Nothing too crazy at first either, mine is in my feet so just lots of yoga and walking a couple miles or so a day did it for me.
It is true that it helped me when I went to gym, it hurt at first but got a lot better within 2 weeks. Could be just coincidence but now I've stopped the pain is coming back.
There're generic versions of the drug coming to market. Amjevita from Amgen is bio-similar to Humira and just got FDA approved. It costs about half at retail. As more generic versions of the anti-TNF biological drugs coming online, the price should be driven down.
very large molecules (proteins) can't be exactly replicated. It's not something like aspirin with a barely a few atoms bundled together, those are very complex structures with very long chains and 3D hyperstructures that have a clear impact on their effect.
So it's not easy to replicate exactly the protein done by another company, so what a biosimilar is, is an attempt at making proteins that have similar kind of folding and efficacy while not being strictly identical.
> what do you mean can't be replicated? that's how they manufacture the drug.
because manufacturing is much more complex, depends on genetic modification of bacteria or things like that, and there are trade secrets involved in the manufacturing process - so you won't be able to replicate it even if you know the final structure.
Praying for generic adalimumab to finally hit the US market. People overseas have been getting this stuff for a hundred bucks a pop for years now, but AbbVie's done everything in their power to extend the US patent for as long as possible. They'd milk us forever if they could.
Family member is on Remicade. It's administered in two doses (IV infusions) every 4 months, so 6 treatments/year. And retails for something like $12k/treatment. And many insurance companies have removed it from their list of preferred drugs due to the cost, leaving patients to fight for medically necessary treatment.
It's a fucking nightmare (as if RA on it's own isn't bad enough).
My body created an antibody to infliximab after about 6 months of treatment and I had a bad reaction to it. 6 months of expensive treatment wasted.
Doc replaced it with Azathioprine, a cheap generic, and I've had no major flare-ups of UC in 6 years.

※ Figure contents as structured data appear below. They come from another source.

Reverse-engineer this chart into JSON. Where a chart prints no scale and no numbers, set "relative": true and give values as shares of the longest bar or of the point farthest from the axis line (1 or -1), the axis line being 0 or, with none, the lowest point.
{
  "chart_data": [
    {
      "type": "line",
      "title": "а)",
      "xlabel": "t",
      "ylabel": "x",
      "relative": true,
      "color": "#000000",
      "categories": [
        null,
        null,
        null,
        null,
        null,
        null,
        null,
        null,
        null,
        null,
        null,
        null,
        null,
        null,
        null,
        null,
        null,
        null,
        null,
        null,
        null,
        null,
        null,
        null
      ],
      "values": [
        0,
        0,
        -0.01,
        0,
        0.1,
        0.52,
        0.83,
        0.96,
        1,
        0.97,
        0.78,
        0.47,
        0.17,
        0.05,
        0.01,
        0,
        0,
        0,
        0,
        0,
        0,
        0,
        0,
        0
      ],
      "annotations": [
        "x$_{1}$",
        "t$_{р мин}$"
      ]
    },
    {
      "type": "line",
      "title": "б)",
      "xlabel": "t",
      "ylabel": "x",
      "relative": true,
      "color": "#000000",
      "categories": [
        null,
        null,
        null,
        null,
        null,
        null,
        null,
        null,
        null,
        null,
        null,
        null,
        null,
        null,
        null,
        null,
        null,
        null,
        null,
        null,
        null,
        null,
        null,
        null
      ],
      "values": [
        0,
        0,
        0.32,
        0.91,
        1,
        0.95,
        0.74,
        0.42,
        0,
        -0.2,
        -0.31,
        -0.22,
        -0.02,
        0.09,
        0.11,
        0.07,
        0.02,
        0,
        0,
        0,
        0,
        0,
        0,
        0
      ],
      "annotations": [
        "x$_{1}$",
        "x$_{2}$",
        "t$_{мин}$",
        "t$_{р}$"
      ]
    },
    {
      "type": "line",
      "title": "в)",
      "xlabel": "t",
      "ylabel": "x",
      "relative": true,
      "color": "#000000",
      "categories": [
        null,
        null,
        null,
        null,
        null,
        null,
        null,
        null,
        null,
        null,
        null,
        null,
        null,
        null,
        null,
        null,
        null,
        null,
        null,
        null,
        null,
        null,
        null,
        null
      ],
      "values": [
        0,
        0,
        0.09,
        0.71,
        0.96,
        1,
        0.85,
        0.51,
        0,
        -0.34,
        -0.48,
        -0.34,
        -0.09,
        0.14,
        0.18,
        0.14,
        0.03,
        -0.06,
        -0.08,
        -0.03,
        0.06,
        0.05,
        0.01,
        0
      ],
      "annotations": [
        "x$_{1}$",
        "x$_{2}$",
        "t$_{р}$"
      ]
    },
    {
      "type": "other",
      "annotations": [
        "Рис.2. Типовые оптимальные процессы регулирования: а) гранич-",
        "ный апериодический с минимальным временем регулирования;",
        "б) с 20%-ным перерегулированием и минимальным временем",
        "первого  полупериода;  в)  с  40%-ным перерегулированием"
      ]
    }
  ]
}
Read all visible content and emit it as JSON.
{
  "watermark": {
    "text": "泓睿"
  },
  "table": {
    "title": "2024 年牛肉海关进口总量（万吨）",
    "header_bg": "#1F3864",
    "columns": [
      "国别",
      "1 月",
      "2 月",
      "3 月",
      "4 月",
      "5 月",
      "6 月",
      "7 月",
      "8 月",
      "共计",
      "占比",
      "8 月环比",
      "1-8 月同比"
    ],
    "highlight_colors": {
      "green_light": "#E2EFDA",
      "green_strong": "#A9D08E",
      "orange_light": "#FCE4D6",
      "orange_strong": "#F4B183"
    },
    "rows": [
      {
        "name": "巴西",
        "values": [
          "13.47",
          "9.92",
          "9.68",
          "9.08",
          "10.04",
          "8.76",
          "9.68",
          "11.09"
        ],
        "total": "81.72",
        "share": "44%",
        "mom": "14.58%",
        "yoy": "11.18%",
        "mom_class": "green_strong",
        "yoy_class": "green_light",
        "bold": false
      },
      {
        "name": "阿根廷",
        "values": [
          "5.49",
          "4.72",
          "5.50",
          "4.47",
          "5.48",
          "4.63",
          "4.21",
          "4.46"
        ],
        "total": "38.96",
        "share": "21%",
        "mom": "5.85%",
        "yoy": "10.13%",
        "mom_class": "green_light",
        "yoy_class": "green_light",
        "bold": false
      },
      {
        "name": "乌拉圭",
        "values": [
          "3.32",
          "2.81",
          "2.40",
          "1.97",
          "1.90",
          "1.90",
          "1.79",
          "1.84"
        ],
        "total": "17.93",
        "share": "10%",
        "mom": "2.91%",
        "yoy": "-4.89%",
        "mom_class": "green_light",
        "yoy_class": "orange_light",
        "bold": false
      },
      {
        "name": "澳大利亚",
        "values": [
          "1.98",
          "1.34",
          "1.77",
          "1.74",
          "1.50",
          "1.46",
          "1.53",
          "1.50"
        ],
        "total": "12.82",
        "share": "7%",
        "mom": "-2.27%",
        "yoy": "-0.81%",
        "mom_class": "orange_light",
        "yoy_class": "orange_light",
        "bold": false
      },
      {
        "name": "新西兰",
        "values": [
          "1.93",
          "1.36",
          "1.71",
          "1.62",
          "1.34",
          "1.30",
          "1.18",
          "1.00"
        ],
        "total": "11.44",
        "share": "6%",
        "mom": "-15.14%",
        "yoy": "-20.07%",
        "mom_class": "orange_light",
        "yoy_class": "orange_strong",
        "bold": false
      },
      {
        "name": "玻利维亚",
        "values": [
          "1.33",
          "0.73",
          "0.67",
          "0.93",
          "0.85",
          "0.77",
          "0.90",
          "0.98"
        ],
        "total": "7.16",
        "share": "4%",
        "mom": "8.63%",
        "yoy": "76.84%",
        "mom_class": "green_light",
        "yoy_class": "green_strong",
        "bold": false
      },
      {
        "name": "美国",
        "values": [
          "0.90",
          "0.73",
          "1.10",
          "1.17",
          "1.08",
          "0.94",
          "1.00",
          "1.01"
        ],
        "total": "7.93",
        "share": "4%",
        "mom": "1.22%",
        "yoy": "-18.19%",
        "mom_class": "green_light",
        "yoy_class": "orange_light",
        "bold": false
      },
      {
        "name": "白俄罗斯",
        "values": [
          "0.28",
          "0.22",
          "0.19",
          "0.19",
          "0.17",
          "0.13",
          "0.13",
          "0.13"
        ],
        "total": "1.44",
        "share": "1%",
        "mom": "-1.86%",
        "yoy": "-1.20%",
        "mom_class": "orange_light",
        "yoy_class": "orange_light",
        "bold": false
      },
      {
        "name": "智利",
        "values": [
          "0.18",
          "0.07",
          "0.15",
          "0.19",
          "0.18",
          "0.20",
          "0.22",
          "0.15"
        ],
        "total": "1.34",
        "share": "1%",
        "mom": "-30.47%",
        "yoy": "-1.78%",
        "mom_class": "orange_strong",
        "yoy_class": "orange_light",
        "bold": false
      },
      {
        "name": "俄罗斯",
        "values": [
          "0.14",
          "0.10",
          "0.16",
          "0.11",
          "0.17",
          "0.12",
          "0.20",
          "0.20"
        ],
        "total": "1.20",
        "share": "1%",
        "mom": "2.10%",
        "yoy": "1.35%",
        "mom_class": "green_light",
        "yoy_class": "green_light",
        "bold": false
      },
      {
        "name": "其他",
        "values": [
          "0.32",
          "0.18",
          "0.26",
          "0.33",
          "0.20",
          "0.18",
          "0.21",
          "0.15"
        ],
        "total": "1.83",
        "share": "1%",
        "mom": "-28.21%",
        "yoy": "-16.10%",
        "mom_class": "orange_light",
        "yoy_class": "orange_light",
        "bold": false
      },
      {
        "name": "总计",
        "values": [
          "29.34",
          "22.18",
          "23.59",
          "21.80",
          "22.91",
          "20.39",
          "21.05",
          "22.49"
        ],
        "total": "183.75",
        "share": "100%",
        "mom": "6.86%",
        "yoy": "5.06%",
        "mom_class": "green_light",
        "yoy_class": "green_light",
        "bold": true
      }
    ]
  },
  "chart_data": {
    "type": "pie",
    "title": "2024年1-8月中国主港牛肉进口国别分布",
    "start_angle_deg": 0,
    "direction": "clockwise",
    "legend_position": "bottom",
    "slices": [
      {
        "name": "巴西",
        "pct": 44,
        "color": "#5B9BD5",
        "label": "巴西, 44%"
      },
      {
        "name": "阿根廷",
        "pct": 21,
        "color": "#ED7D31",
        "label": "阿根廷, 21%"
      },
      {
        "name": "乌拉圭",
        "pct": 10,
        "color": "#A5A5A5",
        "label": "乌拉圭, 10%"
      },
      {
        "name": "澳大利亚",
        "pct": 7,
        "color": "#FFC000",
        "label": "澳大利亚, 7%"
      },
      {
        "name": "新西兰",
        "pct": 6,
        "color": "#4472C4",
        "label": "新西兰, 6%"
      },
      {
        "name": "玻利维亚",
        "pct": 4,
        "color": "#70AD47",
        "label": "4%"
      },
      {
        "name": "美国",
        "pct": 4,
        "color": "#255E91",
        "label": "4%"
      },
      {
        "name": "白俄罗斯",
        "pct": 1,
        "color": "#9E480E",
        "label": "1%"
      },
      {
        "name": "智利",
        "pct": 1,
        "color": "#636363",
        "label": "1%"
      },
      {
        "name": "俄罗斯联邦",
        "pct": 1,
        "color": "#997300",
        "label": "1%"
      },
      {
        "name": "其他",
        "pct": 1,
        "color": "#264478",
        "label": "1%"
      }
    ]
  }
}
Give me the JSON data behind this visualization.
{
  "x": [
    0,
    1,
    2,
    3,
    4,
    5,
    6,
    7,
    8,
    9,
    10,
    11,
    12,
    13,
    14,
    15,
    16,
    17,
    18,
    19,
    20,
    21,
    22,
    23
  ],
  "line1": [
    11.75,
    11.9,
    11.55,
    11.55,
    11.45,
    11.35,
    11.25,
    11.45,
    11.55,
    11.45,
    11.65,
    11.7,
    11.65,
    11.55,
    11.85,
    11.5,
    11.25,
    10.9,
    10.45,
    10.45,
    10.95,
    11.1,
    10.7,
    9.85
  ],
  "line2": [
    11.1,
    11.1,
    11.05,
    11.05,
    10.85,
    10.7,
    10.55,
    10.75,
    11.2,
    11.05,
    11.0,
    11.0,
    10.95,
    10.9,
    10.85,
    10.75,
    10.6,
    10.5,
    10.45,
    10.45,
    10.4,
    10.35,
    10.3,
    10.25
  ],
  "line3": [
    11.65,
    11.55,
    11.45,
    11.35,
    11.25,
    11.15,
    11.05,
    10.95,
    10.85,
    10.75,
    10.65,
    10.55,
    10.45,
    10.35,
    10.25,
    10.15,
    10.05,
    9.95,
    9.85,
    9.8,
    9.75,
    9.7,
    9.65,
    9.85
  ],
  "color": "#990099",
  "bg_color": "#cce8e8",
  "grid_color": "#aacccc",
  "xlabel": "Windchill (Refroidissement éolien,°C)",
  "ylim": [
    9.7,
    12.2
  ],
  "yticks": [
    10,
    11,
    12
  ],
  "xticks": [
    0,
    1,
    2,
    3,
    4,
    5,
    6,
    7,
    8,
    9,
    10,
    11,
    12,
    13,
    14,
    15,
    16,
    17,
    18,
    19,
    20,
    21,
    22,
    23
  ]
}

If I have minor symptoms (usually triggered by certain foods), I also take mesalazine, but once I am in remission I can do without the mesalazine. If I withdraw from AZA when I am in remission, minor symptoms typically return after around 3 months, but subside after I resume taking the AZA for a couple of months. I can retain remission doing 3 months on, 3 months off.
This does not invalidate my comment at all. It only shows that Fasting can be an effective way to reduce symptoms - but it won't cure RA. There is no known cure for RA.
My biologic (brand Xeljanz) prescription was $5000/month but was paid for 100% through a special program from my pharmacy/drug manufacturer (I'm still not 100% clear how). I had to stop because I was dealing with an infection, but I just wanted to share that because it's still new for you.
I feel for you. We're in the same boat. My wife is a similar age and also has to finaggle her way around these ludicrously expensive RA medications. I also really hope a new treatment will arrive before this one either stops working or we become incapable of affording it.